İstanbul Arkeoloji Müzesi'nde sergilenen 2700 yıllık Siloam Yazıtı, son günlerde İsrail Başbakanı Binyamin Netanyahu'nun açıklamalarıyla yeniden gündeme geldi.
Netanyahu, 1998 yılında dönemin Türkiye Cumhuriyeti Başbakanı Mesut Yılmaz'a yazıtın geri verilmesi talebinde bulunduklarını ancak olumsuz yanıt aldıklarını ifade etti.
↠ Peki, Netanyahu, neden şimdi Türkiye'den Siloam Yazıtı'nı talep ettiklerini gündeme getirdi?
↠ Siloam Yazıtı, İsrail açısından neden büyük bir öneme sahip?
↠ İsrail, yazıt için neden yıllardır ısrar ediyor?
↠ İsrail'in bu tarihi esere gösterdiği yoğun ilginin ardında hangi sebepler yatıyor?
Hafıza Atlası"nda bu hafta Binyamin Netanyahu'nun gündeme getirdiği Siloam Yazıtı hakkında merak edilenleri konuştuk.
Netanyahu neden yazıtı istiyor?
Netanyahu'nun talepleri modern bir devletin bilimsel ilgisinden değil, Siyonist ideolojinin tarihsel meşruiyet arayışından kaynaklanıyor.
İsrail, tarihsel ve dinsel simgeleri hem kendi yurttaşlarına hem de uluslararası kamuoyuna ideolojik bir hak iddiası oluşturmak için kullanıyor.
Siloam Yazıtı, Kudüs'teki Süleyman Mabedi'ne dair iddiaları destekleyecek en somut belgelerden biri olarak görülüyor.
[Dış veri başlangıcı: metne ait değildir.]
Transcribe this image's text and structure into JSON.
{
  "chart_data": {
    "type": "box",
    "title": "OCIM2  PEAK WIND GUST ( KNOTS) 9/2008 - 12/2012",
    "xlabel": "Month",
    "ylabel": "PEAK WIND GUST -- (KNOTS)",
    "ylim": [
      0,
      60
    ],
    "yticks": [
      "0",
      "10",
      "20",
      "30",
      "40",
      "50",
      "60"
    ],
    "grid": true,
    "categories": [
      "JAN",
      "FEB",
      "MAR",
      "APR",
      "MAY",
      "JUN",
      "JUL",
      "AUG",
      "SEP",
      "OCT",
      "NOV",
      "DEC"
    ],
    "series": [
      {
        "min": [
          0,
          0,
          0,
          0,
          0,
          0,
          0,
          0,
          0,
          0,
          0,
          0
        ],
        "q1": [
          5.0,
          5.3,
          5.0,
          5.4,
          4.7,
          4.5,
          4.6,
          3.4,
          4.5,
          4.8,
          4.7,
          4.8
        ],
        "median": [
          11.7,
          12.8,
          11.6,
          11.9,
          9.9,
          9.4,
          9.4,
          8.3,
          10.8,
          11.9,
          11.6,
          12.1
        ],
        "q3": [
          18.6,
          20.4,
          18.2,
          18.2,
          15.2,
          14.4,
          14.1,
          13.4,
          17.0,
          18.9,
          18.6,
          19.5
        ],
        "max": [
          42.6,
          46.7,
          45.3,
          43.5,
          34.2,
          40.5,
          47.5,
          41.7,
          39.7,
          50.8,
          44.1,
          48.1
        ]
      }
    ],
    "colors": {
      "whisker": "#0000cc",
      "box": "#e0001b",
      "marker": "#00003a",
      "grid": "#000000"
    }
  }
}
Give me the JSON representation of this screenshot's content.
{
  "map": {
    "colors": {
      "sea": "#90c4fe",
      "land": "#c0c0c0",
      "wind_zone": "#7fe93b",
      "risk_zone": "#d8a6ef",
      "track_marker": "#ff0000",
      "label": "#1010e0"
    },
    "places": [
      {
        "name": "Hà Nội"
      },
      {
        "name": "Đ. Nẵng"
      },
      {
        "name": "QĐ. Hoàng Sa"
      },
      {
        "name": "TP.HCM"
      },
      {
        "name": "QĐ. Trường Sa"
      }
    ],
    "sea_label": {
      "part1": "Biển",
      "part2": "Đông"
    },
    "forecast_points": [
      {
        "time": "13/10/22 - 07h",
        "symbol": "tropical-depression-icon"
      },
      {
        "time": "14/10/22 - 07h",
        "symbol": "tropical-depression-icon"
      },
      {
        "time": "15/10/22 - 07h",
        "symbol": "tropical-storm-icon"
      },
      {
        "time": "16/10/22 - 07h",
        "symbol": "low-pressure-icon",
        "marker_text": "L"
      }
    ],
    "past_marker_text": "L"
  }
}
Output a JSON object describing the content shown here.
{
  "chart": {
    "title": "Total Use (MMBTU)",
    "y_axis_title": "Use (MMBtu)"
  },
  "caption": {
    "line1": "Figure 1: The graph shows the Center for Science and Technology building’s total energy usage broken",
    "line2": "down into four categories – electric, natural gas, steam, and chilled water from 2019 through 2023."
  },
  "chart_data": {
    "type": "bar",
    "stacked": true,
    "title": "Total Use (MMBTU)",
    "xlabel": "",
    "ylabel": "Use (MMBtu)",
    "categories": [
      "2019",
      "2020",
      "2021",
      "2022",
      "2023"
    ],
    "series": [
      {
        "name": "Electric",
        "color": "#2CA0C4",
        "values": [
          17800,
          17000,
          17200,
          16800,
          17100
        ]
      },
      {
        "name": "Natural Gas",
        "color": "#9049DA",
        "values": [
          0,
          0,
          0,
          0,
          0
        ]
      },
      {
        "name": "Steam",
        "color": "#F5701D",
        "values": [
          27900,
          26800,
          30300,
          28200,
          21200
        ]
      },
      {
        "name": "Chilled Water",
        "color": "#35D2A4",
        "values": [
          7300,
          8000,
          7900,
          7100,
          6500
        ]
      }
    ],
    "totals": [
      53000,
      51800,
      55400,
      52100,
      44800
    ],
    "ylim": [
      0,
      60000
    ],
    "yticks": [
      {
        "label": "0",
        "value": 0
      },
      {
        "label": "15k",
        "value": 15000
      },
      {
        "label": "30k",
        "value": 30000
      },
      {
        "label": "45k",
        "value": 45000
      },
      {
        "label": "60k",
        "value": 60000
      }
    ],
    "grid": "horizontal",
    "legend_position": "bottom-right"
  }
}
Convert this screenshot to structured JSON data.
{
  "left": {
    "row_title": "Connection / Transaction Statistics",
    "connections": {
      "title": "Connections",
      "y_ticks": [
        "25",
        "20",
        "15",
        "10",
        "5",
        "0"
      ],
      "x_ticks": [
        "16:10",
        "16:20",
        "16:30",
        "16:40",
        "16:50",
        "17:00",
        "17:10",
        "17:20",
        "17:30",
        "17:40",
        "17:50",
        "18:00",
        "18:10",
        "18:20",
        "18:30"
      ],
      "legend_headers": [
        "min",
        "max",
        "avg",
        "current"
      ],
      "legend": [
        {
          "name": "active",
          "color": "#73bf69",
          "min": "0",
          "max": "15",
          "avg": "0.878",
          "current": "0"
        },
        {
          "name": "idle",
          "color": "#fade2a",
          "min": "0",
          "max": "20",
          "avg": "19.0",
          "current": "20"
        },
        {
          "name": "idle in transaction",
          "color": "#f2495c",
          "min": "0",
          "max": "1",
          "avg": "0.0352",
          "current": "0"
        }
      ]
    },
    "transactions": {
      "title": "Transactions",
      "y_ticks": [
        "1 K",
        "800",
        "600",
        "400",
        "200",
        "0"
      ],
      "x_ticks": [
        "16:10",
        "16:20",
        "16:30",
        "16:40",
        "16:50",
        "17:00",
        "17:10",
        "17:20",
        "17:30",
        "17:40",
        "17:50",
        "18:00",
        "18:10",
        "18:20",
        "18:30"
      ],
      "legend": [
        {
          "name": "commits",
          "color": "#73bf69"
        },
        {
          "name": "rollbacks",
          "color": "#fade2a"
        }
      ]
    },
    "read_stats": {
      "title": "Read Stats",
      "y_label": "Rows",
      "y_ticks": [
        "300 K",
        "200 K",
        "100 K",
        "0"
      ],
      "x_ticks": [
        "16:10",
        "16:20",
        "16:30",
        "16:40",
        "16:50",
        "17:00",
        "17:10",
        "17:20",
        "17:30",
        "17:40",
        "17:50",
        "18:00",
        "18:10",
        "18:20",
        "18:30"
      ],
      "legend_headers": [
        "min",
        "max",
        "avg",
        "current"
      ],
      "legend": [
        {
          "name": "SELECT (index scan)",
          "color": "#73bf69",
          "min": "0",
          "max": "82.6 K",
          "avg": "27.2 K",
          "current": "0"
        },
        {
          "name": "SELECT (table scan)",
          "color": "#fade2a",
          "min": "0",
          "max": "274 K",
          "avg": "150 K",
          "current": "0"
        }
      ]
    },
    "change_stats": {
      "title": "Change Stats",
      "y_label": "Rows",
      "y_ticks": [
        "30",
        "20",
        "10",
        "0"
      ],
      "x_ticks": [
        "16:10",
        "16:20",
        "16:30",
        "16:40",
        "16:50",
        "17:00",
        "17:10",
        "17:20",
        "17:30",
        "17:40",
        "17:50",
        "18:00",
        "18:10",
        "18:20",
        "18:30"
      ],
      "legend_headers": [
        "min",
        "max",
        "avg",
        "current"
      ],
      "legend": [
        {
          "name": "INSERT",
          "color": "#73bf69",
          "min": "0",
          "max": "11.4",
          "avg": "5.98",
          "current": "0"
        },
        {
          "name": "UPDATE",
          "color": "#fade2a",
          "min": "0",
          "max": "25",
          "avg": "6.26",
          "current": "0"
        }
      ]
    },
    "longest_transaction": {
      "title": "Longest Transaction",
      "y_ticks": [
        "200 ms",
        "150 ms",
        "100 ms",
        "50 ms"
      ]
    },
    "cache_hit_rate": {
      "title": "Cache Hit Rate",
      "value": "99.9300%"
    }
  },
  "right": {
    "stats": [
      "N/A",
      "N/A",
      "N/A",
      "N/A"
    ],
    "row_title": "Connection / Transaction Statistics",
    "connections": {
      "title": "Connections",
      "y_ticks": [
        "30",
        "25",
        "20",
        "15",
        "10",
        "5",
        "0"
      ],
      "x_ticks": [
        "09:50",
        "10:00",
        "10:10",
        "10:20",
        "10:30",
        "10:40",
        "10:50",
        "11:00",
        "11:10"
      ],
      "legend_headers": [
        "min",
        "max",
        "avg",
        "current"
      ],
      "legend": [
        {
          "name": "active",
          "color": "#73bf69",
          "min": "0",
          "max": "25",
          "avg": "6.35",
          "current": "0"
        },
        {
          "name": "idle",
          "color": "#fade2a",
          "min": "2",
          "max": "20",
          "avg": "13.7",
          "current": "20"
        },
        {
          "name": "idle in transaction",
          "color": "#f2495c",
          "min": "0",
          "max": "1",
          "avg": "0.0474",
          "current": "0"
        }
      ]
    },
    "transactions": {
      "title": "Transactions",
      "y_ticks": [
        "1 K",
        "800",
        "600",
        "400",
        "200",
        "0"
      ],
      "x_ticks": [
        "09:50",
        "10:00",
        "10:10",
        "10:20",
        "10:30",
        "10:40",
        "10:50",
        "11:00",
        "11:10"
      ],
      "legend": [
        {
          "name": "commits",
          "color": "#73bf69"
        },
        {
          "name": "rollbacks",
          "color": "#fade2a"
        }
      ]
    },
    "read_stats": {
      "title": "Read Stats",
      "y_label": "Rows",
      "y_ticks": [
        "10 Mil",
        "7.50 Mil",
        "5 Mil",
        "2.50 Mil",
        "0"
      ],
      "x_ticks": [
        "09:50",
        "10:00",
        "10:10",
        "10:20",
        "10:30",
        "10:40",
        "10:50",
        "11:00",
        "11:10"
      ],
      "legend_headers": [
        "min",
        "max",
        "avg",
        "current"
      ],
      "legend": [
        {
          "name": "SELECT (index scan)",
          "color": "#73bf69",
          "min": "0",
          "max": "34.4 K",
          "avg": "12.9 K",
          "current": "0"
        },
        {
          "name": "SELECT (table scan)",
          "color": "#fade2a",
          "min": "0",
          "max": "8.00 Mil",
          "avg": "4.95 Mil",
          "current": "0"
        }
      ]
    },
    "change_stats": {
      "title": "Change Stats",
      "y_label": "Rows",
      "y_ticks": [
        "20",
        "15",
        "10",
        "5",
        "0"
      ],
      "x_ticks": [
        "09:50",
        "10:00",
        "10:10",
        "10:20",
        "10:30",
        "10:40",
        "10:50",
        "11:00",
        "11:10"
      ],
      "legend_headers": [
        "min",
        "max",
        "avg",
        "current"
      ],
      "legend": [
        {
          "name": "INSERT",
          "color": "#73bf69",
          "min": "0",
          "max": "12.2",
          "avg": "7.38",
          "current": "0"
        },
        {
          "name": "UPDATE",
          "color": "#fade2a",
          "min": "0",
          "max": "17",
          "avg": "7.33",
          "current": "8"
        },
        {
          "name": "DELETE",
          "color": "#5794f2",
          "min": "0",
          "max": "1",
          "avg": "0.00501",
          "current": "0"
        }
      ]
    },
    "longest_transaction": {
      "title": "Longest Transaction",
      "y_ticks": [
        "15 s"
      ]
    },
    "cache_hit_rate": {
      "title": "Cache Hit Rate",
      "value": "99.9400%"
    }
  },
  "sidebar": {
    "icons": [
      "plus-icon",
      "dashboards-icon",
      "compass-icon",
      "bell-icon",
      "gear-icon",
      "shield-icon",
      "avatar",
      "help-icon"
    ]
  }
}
Siloam Yazıtı neden önemli?
Siloam Yazıtı, yalnızca 2700 yıllık bir arkeolojik eser olmanın ötesinde, İsrail açısından hem tarihsel hem de ideolojik bir değer taşıyor.
Milattan önceki döneme ait bir kemer yazıtı ve İbranice olarak yazılmış olması, onu dönemin tarihine ışık tutan somut bir belge hâline getiriyor.
Kudüs'teki Süleyman Mabedi ile bağlantılı araştırmalarda somut bir delil niteliği taşıyor ve bu nedenle İsrail için ayrı bir önem arz ediyor.
Sadece tarihsel veya kültürel bir değer taşımıyor; aynı zamanda Siyonist ideolojinin, kendi tarih anlatısını kurmak ve meşruiyet sağlamak için kullandığı bir araç olarak görülüyor.
Bu yönleriyle Siloam Yazıtı, hem arkeoloji dünyasının hem de diplomasi ve kültürel miras tartışmalarının odağında bulunuyor.
İsrail'in tarihi eser saplantısının arkasında ne var?
İsrail'in tarihi eserler ve arkeoloji saplantısı, modern bir devletin ilgisinden ziyade ideolojik ve dini bir mantığa dayanıyor.
Siyonist ideoloji, tarihsel ve kutsal alanları hem kendi yurttaşlarına hem de uluslararası kamuoyuna meşruiyet kazandıracak bir araç olarak görüyor.
Gazze’deki katliamlar ve bölgedeki işgaller, bu ideolojik çerçevede "meşruiyet" gerekçesi olarak kullanılıyor.